Соколова Александра Ивановна
Шрифт:
– А вы знаете, мои золотые, что женский алкоголизм не лечится? – Тоном старого профессора спросил Игнат Никанорович, чем вызвал еще один взрыв смеха.
Ох, дядечка, да как будто это знание хоть когда-то кого-то останавливало…
– Женя, идите к нам, – слегка заплетающимся языком предложила Люда, – будем песни петь.
– И танцы танцевать, – кивнула сверху Женька, – нет уж, спасибо. Пить я не хочу, и петь тоже.
– Она когда-то очень хорошо пела и играла на гитаре, – с неожиданной грустью сказала вдруг Марина, – не так, как Лёка, но всё же…
– А я когда умывалась, слышала как кто-то играет! Сейчас…
Люда выскочила из купе быстрее, чем Женя успела опомниться. Вот же напасть, а. Манипуляторша. Девчонку за гитарой отправила, а теперь и играть придется, если принесет, никуда не денешься. Нет, всё-таки люди не меняются, совсем нет.

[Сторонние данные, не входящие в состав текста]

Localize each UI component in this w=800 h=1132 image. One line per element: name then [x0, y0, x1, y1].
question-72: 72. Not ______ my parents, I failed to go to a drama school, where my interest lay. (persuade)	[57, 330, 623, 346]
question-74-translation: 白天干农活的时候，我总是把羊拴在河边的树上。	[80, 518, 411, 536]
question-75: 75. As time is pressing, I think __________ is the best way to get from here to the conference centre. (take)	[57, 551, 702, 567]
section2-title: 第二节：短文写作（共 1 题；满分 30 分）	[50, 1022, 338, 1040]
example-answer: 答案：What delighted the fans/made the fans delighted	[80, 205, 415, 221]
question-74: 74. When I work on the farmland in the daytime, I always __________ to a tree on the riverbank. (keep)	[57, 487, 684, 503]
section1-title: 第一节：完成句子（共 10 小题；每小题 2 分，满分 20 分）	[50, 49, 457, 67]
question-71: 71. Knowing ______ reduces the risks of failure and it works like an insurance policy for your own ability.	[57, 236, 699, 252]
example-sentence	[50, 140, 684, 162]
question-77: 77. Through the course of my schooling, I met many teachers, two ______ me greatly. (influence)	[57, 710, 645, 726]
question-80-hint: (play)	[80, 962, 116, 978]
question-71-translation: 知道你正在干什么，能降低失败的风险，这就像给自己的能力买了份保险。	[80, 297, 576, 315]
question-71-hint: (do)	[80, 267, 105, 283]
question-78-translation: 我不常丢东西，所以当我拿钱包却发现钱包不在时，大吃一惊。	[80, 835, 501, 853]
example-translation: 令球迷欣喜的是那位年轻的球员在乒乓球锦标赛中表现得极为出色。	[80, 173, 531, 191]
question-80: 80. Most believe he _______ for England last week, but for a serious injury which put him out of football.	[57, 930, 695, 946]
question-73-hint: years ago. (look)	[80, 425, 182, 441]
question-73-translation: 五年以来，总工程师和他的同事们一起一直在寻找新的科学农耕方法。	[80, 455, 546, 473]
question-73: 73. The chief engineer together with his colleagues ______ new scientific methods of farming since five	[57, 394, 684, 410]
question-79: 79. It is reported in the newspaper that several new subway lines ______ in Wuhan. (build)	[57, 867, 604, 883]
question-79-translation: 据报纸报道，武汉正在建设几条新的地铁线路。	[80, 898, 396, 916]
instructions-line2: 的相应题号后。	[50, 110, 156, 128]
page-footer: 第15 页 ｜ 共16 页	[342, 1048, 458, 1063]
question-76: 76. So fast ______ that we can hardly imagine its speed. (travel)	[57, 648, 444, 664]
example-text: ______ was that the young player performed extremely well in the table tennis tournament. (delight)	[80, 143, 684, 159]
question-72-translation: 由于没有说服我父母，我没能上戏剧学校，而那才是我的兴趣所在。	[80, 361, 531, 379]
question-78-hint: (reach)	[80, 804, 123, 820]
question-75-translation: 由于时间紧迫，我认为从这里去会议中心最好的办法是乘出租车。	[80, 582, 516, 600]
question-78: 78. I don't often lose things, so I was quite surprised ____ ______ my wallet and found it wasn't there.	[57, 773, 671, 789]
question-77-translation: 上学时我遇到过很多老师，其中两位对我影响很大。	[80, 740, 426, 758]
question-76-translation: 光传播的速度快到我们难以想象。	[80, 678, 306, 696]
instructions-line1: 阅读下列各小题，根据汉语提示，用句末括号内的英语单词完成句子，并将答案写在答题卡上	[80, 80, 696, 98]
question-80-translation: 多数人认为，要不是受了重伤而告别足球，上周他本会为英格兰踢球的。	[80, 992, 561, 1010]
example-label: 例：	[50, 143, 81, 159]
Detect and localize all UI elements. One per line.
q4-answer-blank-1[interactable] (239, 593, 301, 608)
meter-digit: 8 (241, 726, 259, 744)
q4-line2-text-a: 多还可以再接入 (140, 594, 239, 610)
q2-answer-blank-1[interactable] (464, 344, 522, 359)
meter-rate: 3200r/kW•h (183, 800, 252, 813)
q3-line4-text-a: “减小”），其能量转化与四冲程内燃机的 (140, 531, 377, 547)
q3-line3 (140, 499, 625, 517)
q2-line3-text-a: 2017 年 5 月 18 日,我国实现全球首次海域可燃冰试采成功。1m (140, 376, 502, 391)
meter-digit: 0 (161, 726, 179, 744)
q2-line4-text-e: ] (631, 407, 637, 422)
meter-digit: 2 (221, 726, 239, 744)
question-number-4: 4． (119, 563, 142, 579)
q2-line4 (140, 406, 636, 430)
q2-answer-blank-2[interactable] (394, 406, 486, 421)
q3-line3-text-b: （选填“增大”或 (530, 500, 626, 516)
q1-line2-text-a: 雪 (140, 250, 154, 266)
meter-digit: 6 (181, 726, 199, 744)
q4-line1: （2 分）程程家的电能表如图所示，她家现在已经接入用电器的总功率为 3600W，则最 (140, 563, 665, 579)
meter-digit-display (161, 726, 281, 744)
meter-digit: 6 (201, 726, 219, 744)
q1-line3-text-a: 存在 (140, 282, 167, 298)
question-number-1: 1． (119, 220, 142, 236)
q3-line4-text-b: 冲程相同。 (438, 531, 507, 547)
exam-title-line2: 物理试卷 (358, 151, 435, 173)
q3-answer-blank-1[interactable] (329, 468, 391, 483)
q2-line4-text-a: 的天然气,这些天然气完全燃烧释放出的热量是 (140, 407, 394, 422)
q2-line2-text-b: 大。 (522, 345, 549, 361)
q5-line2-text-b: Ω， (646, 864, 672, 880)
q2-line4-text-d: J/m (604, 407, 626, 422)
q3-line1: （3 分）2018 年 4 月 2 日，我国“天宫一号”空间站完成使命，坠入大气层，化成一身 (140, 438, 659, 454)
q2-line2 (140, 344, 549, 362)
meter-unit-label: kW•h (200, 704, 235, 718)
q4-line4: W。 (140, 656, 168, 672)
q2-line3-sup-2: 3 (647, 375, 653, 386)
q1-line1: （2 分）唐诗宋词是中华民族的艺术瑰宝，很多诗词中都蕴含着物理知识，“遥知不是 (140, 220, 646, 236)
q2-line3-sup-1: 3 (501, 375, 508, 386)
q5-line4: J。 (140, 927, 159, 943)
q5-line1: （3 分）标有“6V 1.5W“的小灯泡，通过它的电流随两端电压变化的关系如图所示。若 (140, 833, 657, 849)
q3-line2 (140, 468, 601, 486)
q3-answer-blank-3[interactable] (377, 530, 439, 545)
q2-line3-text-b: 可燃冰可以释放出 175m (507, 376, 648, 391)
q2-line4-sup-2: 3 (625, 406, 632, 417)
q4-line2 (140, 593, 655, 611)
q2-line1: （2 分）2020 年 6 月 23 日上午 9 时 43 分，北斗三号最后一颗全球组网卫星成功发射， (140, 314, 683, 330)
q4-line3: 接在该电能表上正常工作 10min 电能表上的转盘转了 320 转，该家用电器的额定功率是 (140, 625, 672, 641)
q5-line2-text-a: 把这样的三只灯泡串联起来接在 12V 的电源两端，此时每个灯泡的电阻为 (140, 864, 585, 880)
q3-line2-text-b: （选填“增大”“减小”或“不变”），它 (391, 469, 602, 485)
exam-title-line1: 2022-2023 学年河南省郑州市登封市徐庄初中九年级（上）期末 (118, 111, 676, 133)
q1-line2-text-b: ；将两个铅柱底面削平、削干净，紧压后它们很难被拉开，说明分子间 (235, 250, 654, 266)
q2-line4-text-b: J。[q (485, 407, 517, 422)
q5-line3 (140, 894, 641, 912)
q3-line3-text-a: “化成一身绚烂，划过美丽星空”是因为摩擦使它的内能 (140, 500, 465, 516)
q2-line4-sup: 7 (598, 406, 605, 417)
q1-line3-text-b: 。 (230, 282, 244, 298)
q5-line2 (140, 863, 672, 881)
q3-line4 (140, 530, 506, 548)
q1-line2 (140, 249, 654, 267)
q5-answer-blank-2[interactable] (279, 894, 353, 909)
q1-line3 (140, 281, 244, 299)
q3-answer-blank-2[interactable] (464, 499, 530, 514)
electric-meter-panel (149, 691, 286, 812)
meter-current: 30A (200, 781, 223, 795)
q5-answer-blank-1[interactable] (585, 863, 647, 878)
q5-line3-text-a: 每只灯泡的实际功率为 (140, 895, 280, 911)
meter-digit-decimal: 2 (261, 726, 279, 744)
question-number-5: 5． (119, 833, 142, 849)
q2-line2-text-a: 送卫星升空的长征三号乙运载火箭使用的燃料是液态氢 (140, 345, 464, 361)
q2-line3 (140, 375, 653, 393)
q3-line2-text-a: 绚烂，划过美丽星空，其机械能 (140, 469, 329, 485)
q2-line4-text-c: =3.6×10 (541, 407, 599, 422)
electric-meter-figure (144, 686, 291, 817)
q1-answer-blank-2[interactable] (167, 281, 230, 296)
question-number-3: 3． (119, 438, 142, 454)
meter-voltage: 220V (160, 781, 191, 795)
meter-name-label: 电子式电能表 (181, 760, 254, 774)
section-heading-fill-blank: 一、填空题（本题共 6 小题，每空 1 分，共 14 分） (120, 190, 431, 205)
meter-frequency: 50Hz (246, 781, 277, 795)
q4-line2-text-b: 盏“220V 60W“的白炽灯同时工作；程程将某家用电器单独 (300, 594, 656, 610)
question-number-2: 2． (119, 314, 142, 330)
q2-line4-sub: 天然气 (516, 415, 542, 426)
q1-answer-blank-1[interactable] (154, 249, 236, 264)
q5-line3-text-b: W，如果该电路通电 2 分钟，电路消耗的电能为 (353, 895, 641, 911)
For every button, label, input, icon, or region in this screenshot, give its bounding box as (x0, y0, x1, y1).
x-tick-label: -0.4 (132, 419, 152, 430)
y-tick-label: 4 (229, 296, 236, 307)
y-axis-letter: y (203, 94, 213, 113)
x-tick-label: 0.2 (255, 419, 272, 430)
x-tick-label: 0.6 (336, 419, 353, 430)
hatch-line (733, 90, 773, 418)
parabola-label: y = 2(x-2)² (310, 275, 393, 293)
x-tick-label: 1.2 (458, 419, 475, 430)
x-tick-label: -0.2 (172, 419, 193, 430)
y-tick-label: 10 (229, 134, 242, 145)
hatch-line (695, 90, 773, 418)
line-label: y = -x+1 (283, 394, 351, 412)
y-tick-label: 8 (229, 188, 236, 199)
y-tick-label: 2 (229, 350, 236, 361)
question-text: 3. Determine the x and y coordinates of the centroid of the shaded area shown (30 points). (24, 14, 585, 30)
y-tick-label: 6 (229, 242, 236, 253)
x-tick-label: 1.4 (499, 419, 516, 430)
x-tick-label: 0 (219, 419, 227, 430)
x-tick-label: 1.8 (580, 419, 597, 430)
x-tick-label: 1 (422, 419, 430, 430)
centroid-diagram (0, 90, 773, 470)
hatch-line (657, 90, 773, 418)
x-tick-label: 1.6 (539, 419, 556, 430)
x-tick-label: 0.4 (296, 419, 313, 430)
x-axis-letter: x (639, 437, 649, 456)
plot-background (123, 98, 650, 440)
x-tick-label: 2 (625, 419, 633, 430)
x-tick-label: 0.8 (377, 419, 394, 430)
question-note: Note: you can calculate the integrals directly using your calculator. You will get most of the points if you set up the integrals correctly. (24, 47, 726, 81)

И через десять минут правда принесла – обычную старенькую шестиструнку, но внесла её в купе так, будто дорогущую итальянскую акустику, ни больше ни меньше. Передала Жене, пересела на нижнюю полку напротив, и восхищенно уставилась вверх.
Женька понимала: как бы и что она сейчас ни сыграла, это ничего не изменит в восхищении этой молоденькой девочки. Еще когда днем она вошла в купе – худенькая, большеглазая, с маленьким рюкзачком и кольцом на большом пальце, всё сразу стало ясно. Дальнейшее – покупка бутылки, предложение выпить, явное разочарование в ответ на отказ, только подтверждало то, что и так было очевидно.
И вот теперь она сидит – взъерошенная, возбужденная, вся в предвкушении, а напротив неё – Марина, и смотрит небось понимающим насмешливым взглядом, старая сучка. Ладно, черт с тобой. Хочешь играть? Я отобью у тебя всю охоту к таким играм.
Она прошлась пальцем по струнам, подтянула несколько, прошлась еще раз. Аккуратнее устроила гитару на обнаженном бедре, и, не обращая внимания на обиженное «неужели наша дискуссия окончена, Женечка?», запела.
Где ты была эти дни и недели, куда указала лоза
Кто согревал твое в камень замерзшее сердце
Я знаю, во время великого плача остались сухими глаза
У тех, кто звонил нам домой и сулил нам бессмертье
Господь дал нам маковый цвет дал нам порох дал имя одно на двоих
И запеленал нас в узоры чугунных решеток
И стало светло, как бывает, когда в самом сердце рождается стих
И кто-то с любовью помянет кого-то
Пальцы, вспоминая, легким перебором скользили по струнам, голос – мягкий и нежный – наполнял собой купе, растекался невыносимой грустью в груди. Люда слушала, раскрыв рот. И даже Игнат Никанорович притих на своей полке.
Так где ты была, Маришка? Где ты была все эти дни, недели, и даже годы? Я знаю, что ты не плакала тогда, не заплачешь и теперь, но я помню, помнюто время, когда слезы всё еще касались твоих глаз. Когда ты умела чувствовать, а вместе с тобою – и я.
О-о, хлопок и лен,
Сколько лет прошло – тот же свет из волшебного глаза
О-о, имя имен
Мы смотрим друг на друга, а над нами все небо в алмазах
И я могла бы напомнить тебе ту ночь на васильевском острове, когда мы пропустили развод мостов, и оказались на несколько часов отрезанными от всего мира. Ты помнишь? Была весна, и от Невы дуло прохладной свежестью, такой острой и нежной, что я не могла понять – от тебя или от неё у меня захватывает дух? Мы стояли тогда на ступеньках у самой воды, смотрели на мост, распахнувший свои крылья к небу, и не могли разомкнуть ладоней.
Так где ты была – я собрал все оружие в самый дырявый мешок
И вынес туда, где по-прежнему верят приметам
А здесь даже дети умеют вдыхать этот белый как снег порошок
И дышат на стекла и пишут, что выхода нет
Мое сердце рвалось на кусочки от переполняющей его нежности – разве она могла уместиться в одном маленьком глупом сердце? Для неё не хватило бы и целого океана, двух океанов, трех. А потом ты повернулась ко мне, положила ладони мне на щеки, и сказала: «Я люблю тебя». Просто и тихо, но это было громче и яснее, чем самая крепкая клятва.